Modern deep learning is exceptionally good at seeing patterns, but it often sees too much. As models scale, they increasingly begin to see “ghosts", which are nuisance factors that haunt the data and masquerade as true signals. These ghosts appear as stereotypes in social data, as overwhelming thermal emission in physical sensor data, or as rigid concept associations in generative models. All of these artifacts obscure the true causal structure of the world.
In this talk, I argue that scaling alone cannot exorcise these ghosts. Instead, we must learn the art of unseeing them. I will present a unified framework for Invariant Representation Learning that formalizes this unseeing as "structural surgery" on the underlying causal graph. This approach mathematically severs the dependence on nuisance factors while preserving the true signal.
I will demonstrate how this single theoretical approach addresses three seemingly distinct challenges:
1. Exorcising Social Ghosts: How to surgically erase sensitive attributes from latent representations to ensure fairness and controllability, without destroying model utility.
2. Exorcising Physical Ghosts: How thermodynamic laws can be used as causal priors to disentangle direct heat emission from surface texture in thermal imaging, enabling AI to see clearly through darkness.
3. Exorcising Conceptual Ghosts: How decomposing score functions in diffusion models allows us to "unsee" spurious co-occurrences, unlocking compositional generalization for novel creation.

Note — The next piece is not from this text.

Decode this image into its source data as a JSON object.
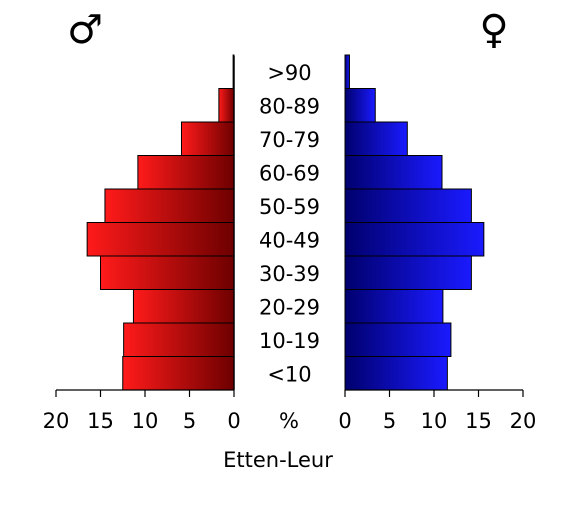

By moving from passive correlation mining to active structural enforcement, this work lays the foundation for AI systems that are not fooled by the ghosts in the data, but are robust, fair, creative, and grounded in the causal structure of the real world.
Vishnu Naresh Boddeti is an Associate Professor in the Department of Computer Science and Engineering at Michigan State University. His research focuses on building AI systems with provable guarantees, moving beyond "black box" scaling to models that are fair, private, and physically grounded.
His work spans three interconnected pillars: (1) Responsible AI, where he develops invariant representation learning methods to audit and mitigate bias in foundation models; (2) Physics-Informed AI, which integrates physical laws with AI models; and (3) Secure AI, designing AI systems that operate on homomorphically encrypted user data for real-world deployment. His research has been featured on the cover of Nature and recognized with multiple awards, including the 2024 IEEE-CCF Best Paper Award and the 2023 IEEE-TBIOM Best Student Paper Award. He currently serves as a Senior Area Editor for IEEE TIFS.